Authors: Andreas Gunter Bach, Hans-Joachim Schmoll, Christoph Beckel, Curd Behrmann, Rolf Peter Spielmann, Andreas Wienke, Jasmin Abbas and Alexey Surov



Background:

Pulmonary embolism (PE) is a common cause of morbidity and mortality in oncologic patients.
Furthermore, PE is an unsuspected finding in many cases.




Purpose:

To determine the frequency and embolus burden of PE in a consecutive oncologic patient group including
symptomatic as well as incidental and initially unreported events.




Material and Methods:

In a retrospective, single-center study from June 2005 to January 2010 all patients with an
oncologic disease (ICD-10 code C00 to C96) that received at least one contrast-enhanced computed tomography (CT)
examination of the chest were reviewed. The study group included 3270 patients with 6780 examinations. A validated
pulmonary artery obstruction index (Mastora score) was used to assess embolus burden.




Results:

PE was found in 240 of 3270 (7.3%) oncologic patients. The frequency was highly variable among different
malignancies ranging from 0% to 25%. In the present study about half of all PE were unsuspected. The mean embolus
burden was significantly higher in symptomatic PE than in unsuspected PE (P <0.001). The risk of developing a PE was 1.5
times higher in patients with metastases compared to patients without metastases (P <0.005).
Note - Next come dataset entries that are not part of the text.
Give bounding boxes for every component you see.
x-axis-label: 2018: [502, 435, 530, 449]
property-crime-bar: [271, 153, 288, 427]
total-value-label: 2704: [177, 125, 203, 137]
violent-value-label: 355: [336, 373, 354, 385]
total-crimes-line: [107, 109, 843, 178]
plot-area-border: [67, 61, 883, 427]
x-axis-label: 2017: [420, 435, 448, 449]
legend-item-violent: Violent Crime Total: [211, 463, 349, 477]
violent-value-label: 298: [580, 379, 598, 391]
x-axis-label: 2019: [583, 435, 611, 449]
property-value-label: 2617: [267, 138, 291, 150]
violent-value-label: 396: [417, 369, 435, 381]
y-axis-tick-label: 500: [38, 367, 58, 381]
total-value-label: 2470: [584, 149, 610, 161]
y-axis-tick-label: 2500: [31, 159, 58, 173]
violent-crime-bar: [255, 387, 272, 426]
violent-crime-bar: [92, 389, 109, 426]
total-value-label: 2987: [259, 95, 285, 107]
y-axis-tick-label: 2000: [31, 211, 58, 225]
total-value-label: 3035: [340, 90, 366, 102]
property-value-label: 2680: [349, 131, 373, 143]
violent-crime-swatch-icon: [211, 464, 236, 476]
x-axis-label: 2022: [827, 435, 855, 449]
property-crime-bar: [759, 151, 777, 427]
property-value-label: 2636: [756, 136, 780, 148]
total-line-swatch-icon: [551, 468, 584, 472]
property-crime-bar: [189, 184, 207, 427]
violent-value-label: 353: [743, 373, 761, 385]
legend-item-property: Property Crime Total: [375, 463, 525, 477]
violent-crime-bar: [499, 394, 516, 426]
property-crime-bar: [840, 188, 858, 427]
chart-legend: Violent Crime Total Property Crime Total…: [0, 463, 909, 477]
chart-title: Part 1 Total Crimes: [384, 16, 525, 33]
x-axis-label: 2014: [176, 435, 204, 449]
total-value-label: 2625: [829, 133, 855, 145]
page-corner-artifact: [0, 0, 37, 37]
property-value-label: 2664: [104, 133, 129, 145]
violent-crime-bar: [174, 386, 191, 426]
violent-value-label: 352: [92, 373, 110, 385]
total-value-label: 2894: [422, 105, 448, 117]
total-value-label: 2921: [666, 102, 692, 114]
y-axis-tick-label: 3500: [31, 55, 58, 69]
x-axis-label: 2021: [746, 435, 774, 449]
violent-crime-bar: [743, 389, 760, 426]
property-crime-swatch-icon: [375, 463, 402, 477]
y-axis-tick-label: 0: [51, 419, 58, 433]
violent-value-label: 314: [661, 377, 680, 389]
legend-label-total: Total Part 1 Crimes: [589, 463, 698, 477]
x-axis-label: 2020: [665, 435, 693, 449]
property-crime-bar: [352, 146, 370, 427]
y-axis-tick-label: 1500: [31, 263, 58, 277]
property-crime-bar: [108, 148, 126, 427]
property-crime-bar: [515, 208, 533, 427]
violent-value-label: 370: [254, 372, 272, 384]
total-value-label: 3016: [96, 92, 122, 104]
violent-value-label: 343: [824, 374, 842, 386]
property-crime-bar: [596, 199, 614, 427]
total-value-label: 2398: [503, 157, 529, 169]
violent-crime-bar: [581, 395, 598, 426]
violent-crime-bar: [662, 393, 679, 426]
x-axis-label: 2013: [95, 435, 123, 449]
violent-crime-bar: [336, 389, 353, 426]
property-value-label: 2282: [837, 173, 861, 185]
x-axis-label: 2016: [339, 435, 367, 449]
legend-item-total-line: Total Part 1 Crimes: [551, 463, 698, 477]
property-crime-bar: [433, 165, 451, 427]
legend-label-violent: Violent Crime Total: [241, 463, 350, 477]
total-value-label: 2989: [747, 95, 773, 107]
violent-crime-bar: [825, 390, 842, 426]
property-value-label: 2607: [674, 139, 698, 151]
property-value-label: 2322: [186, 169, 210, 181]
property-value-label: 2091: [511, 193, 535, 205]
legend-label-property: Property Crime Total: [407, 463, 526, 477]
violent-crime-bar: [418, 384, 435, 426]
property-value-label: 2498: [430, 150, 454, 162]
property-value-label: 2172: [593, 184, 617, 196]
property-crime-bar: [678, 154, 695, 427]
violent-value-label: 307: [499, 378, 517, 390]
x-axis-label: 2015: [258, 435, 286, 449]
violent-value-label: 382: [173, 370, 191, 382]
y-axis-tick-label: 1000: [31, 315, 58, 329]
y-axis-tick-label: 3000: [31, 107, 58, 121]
Age and sex had no
influence on PE risk and embolus burden.




Conclusion:

PE is a frequent unsuspected finding in staging examinations: particularly in patients with malignancies of
the ovary, brain, and pancreas, and in patients with metastases. Therefore, the status of the pulmonary vasculature
should be assessed in every staging examination that includes the chest. The effect of therapeutic actions on PE events
and the unsuspected finding of PE in follow-up CT examinations require further prospective studies.